Years passed and we witnessed from the sidelines the rise in popularity of Facundo and Kely. We read the accolades from newly acquired hosts and promoters, and we heard about the growing tales about their accomplishments. Then, on the aftermath of hurricane Katrina, after spending four months on the road, we set anchors in Buenos Aires. It was on a Sunday evening in the month of December, 2005 when Kely walked across the crowded floor of the Circulo Trovador in Vicente Lopez to  greet us, to welcome us and to tell us how concerned she had been about our well being when the news of the flooding of New Orleans reached her in Buenos Aires. It was like time had never passed.

We saw her one more time at Niño Bien and then, months later we learned about her illness.
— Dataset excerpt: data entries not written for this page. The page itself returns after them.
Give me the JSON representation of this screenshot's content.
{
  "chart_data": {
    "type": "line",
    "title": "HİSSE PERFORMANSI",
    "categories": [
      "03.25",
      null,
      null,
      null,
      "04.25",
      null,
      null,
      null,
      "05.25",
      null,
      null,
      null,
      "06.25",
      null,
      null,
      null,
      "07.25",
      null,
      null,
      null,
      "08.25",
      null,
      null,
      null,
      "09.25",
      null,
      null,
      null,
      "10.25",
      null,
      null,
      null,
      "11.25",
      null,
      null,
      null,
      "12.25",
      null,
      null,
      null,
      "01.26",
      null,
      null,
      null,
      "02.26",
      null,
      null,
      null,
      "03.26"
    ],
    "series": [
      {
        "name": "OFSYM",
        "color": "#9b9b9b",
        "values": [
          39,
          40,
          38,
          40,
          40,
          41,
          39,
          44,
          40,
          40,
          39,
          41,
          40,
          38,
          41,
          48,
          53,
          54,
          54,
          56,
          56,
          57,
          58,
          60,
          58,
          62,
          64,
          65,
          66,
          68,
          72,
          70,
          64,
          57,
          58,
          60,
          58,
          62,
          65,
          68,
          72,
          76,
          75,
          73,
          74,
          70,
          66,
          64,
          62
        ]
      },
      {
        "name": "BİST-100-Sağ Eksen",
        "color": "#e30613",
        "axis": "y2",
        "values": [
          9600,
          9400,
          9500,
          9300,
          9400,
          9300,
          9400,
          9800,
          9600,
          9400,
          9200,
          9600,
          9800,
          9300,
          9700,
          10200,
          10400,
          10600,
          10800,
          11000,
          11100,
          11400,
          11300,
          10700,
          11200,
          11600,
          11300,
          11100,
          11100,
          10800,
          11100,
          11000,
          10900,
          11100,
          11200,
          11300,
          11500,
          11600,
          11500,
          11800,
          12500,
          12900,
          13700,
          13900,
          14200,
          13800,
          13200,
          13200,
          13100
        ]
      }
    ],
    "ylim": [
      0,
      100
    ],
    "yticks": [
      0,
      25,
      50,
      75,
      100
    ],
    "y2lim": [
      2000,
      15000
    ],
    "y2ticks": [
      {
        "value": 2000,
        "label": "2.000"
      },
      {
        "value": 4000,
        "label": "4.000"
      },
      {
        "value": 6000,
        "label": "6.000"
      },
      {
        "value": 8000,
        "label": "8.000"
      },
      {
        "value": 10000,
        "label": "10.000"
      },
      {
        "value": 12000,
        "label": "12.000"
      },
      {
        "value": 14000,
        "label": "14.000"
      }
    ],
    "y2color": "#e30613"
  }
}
She stopped traveling on advice from her doctor after her last US appearance sometime in 2007. News from her and the condition of her health were less and less forthcoming until the dreadful subject line of a message on April 28, read, Kely passes away in Buenos Aires.

Suddenly the realization of that ray of hope that one day we would resume the wonderful friendship we cultivated in the summer of 1997, took an irreversible turn for the worst as the reality that this time she had left forever set on.

We didn’t realize at the time that this would be the final good bye to Kely, the friend, and we now sadly say it again this time with our prayers for the eternal rest of her soul. Rest in peace Kely.